Plus récemment, la plateforme avait été mise en cause après que l'extrémiste Robert Bowers y avait posté plusieurs messages haineux avant d'attaquer, en octobre 2018, une synagogue de Pittsburgh et de faire 11 victimes. Gab avait alors été privé d'accès aux serveurs de GoDaddy.com, qui l'hébergeait jusque-là. Il ne lui avait fallu qu'une semaine pour revenir en ligne. La plateforme n'est aujourd'hui plus sous la menace d'une suspension car totalement indépendante. Gab "protège l'expression légale" et écarte les propos incitant à la violence, affirmait alors le fondateur du réseau social. Pourtant, à en croire le New York Times, des manifestants présents lors de l'insurrection au Capitole se seraient coordonnés et galvanisés notamment via ce canal. 

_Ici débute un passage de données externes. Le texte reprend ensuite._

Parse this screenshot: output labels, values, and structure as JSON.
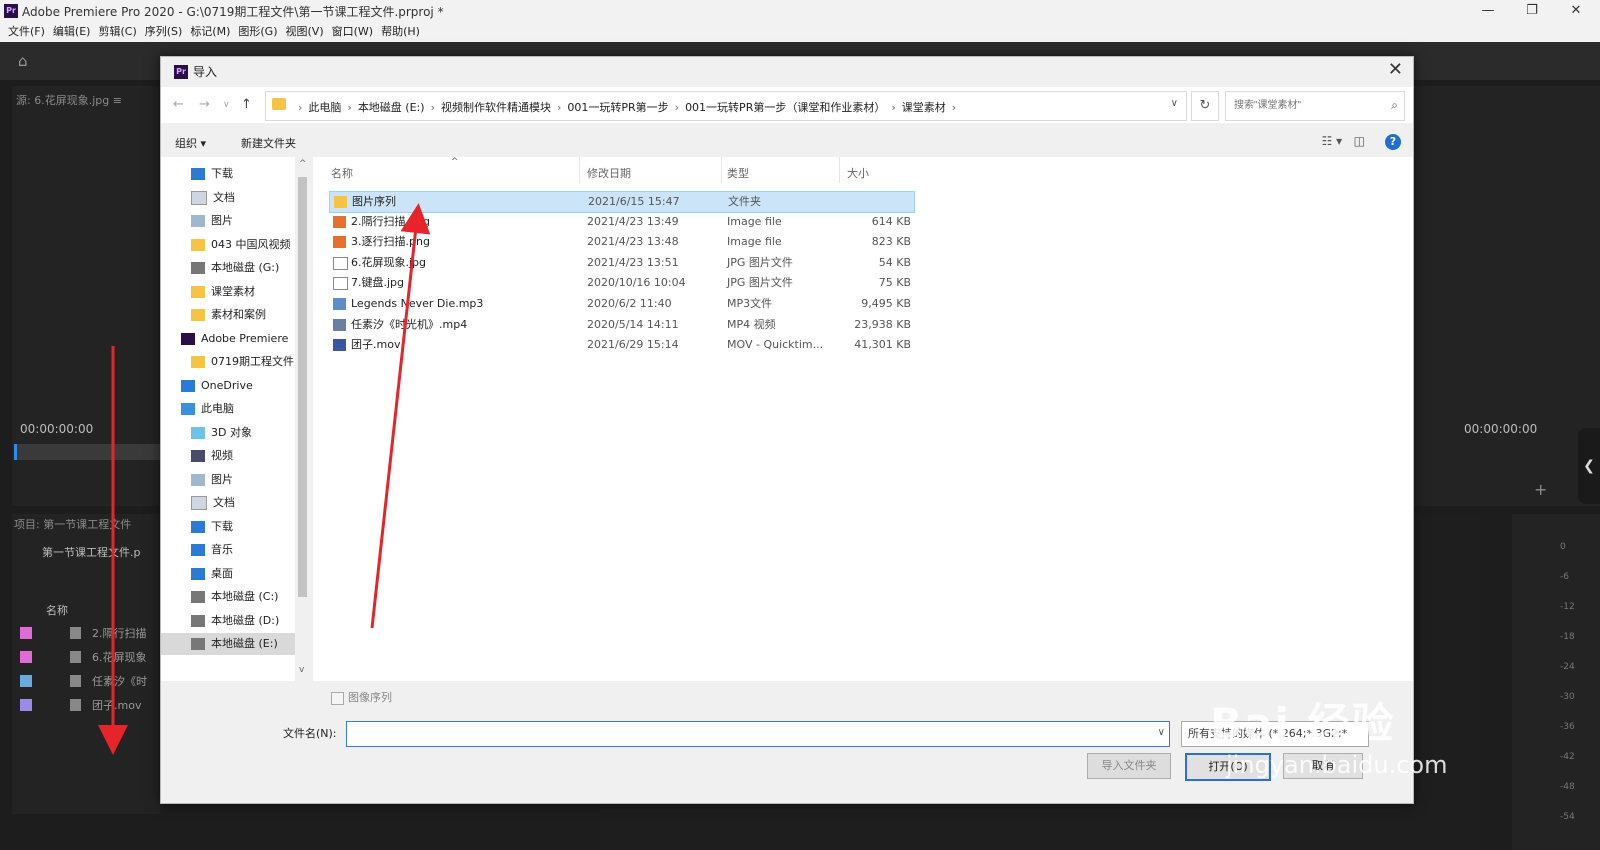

Une accusation qu'a immédiatement réfutée le co-fondateur Andrew Torba. "Ils essayent de présenter Gab comme un endroit où la violence est organisée, ce qui est absolument faux", a-t-il martelé, avant de compléter : "Nous n'avons aucune tolérance pour la promotion de la violence". Parmi les stars de Gab, on compte pourtant quelques figures notables comme Milo Yiannopoulos (ancien rédacteur du site d'extrême droite Breitbart), Tila Tequila (une personnalité de télé-réalité qui a acquis une certaine notoriété après avoir effectué un salut nazi à un événement nationaliste blanc) ou encore l'animateur radio Alex Jones, considéré comme le pape du complotisme. Tous ont été bannis de Twitter après avoir tenu des propos ne respectant pas les conditions générales d'utilisations de la plateforme.

Qui est le co-fondateur de Gab, Andrew Torba ?

Chrétien, conservateur et républicain, Andrew Torba n’a que 25 ans lorsqu’il lance Gab. Ce bouillant entrepreneur, natif d'Austin au Texas, a suivi une formation au sein du prestigieux incubateur américain Y Combinator et a fondé, en 2011, la startup Automated Ads, une entreprise spécialisée dans la publicité ciblée (rachetée en 2017).